Souverän durch den digitalen Job-Alltag

23. Juni 2026

Julia Schöllbauer, Studiengangsleitung und Lehrende an der Ferdinand Porsche FERNFH, zeigte gemeinsam mit Martina Hartner-Tiefenthaler von der TU Wien in einem Workshop die Chancen und Herausforderungen von flexibel-digitaler Arbeit auf. Rund 25 Teilnehmende diskutierten dabei zentrale Herausforderungen und Lösungsansätze für den Arbeitsalltag der Zukunft.

Am 9. Juni 2026 fand der Workshop „Souverän durch den digitalen Job-Alltag“ im Rahmen der uniMind-Veranstaltungsreihe des Postgraduate Centers der Universität Wien in Kooperation mit den Wiener Stadtwerken statt. Ziel war es, flexibel-digitale Arbeit so zu gestalten, dass Produktivität, Zusammenarbeit und psychische Gesundheit im Gleichgewicht bleiben.

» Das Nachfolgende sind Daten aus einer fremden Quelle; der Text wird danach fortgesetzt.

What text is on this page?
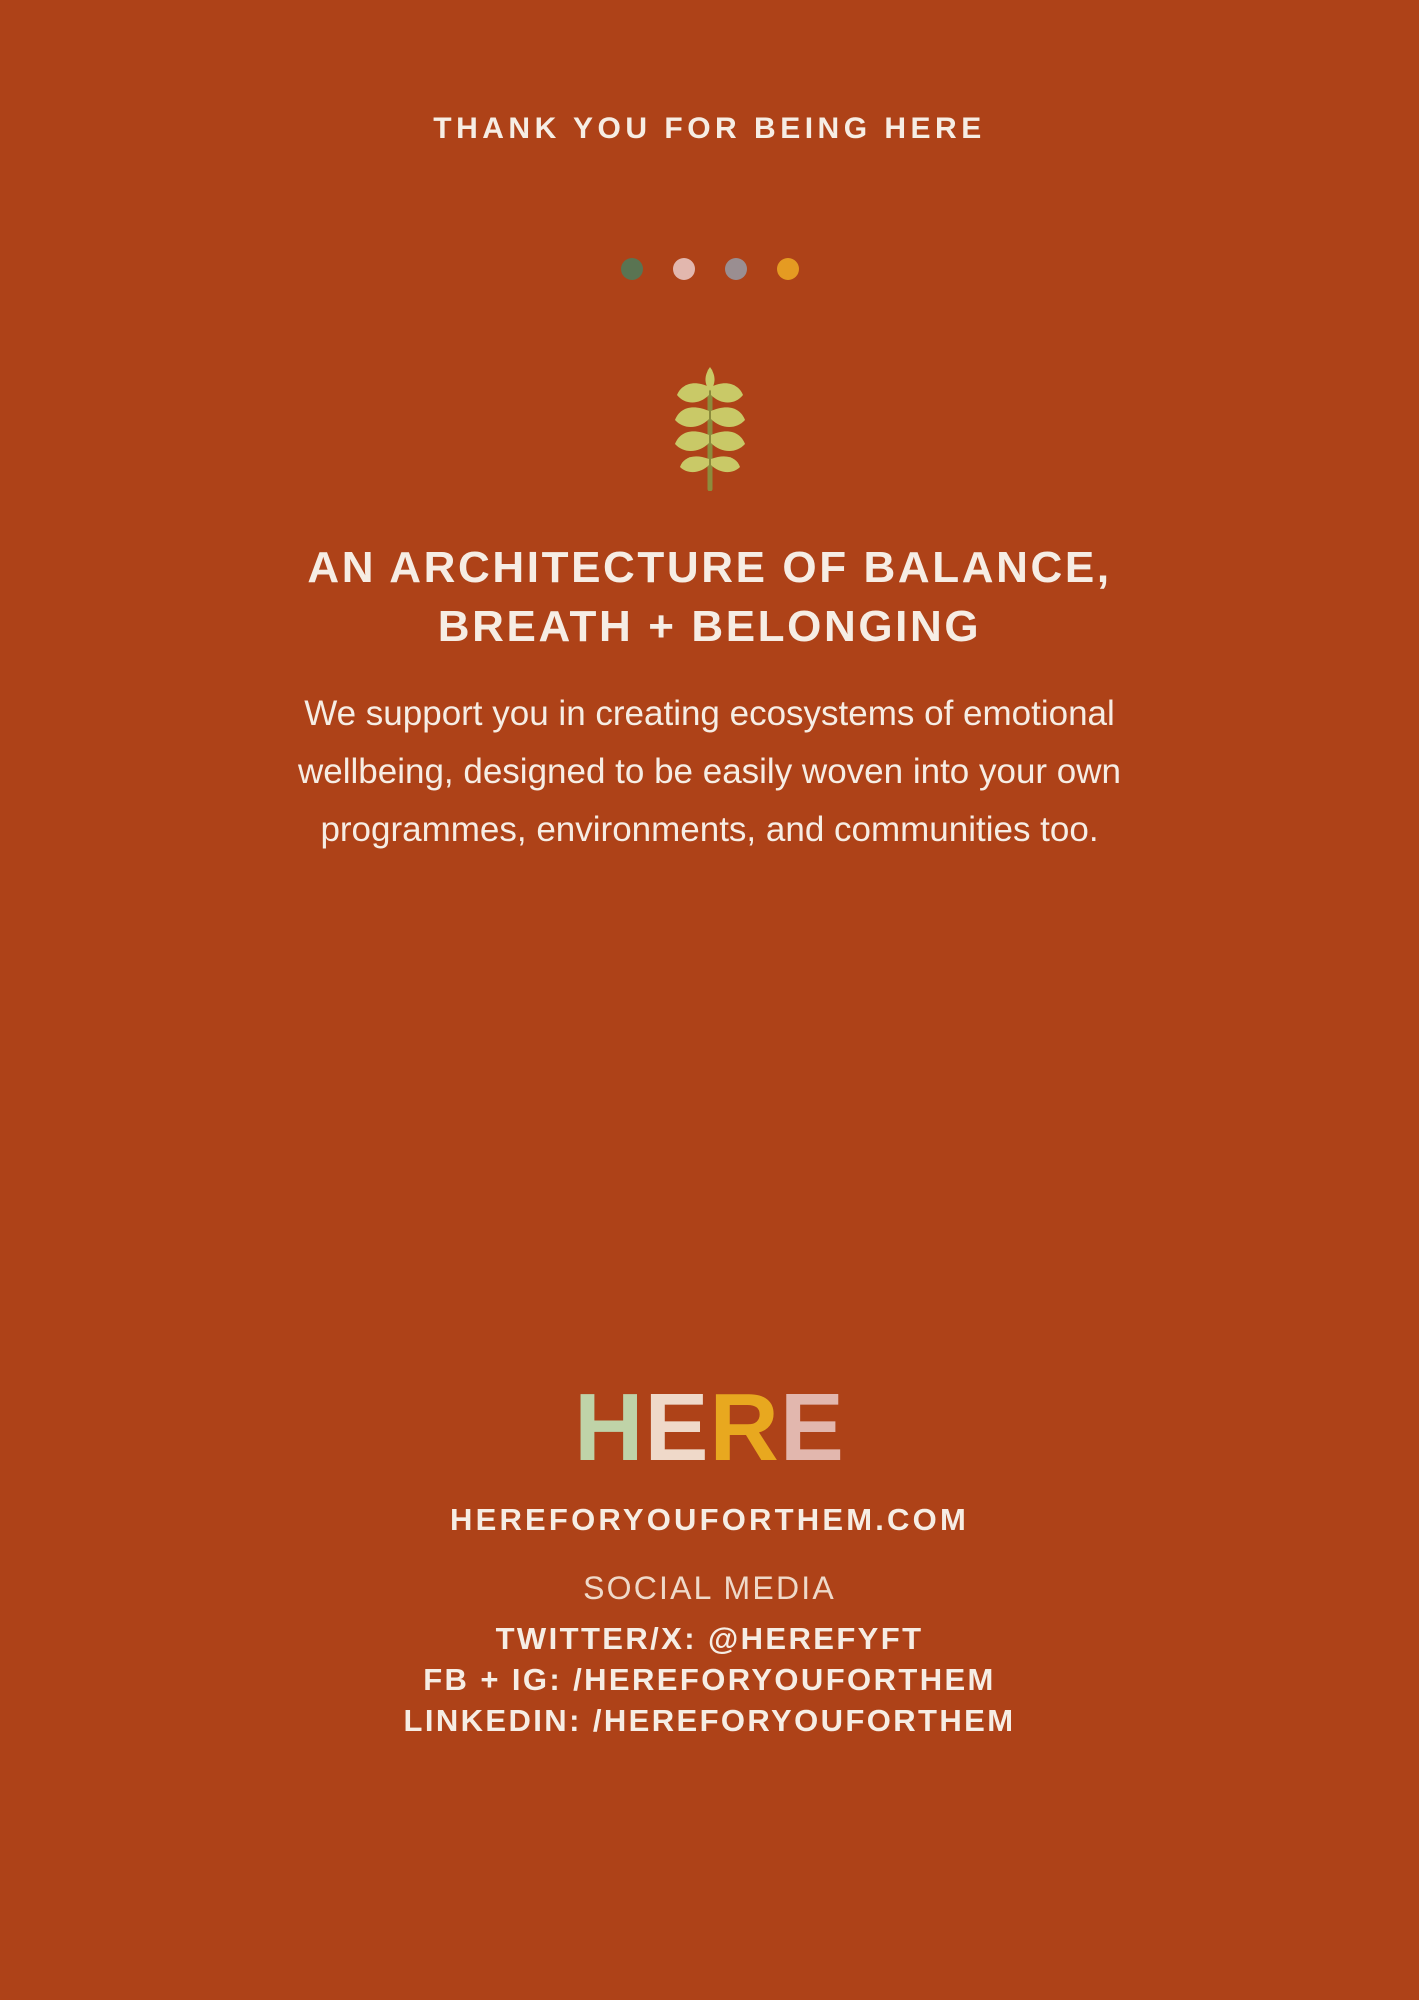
THANK YOU FOR BEING HERE
AN ARCHITECTURE OF BALANCE,
BREATH + BELONGING
We support you in creating ecosystems of emotional wellbeing, designed to be easily woven into your own programmes, environments, and communities too.
H E R E
HEREFORYOUFORTHEM.COM
SOCIAL MEDIA
TWITTER/X: @HEREFYFT
FB + IG: /HEREFORYOUFORTHEM
LINKEDIN: /HEREFORYOUFORTHEM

Dr.in Julia Schöllbauer, BSc MSc, Lehrende und Studiengangsleitung im Master Betriebswirtschaft & Wirtschaftspsychologie, brachte dabei gemeinsam mit Priv.-Doz.in Dr.in Martina Hartner-Tiefenthaler von der TU Wien die wissenschaftliche Perspektive ein und gestaltete den Workshop. Die intensive Diskussion im World-Café lieferte zentrale Ergebnisse für die Praxis.

Flexibel-digitale Arbeit zwischen Chancen und Risiken

Flexible Arbeit eröffnet mehr Spielraum bei Zeit, Ort und Zusammenarbeit und stärkt damit Autonomie und Motivation. Gleichzeitig entstehen neue Belastungen, wenn klare Strukturen fehlen oder Grenzen zwischen Arbeit und Freizeit verschwimmen.

Ein zentraler Faktor betrifft die Erreichbarkeit im Team. Wirksam wird flexible Arbeit dort, wo Teams gemeinsam klären, wann und wie Erreichbarkeit stattfindet. Eine starre Trennung von Arbeit und Freizeit zeigt sich dabei nicht immer als beste Lösung. Entscheidend bleibt ein transparentes Verständnis im Team, das Flexibilität ermöglicht und Erholung schützt.

Ebenso prägt die Kommunikationsqualität im digitalen Arbeitsalltag die Zusammenarbeit. Eine hohe Anzahl an Kanälen führt schnell zu Informationsüberlastung. Wirksam arbeiten Teams dann, wenn sie Informationswege bewusst gestalten, Inhalte priorisieren und Raum für informellen Austausch gezielt einplanen.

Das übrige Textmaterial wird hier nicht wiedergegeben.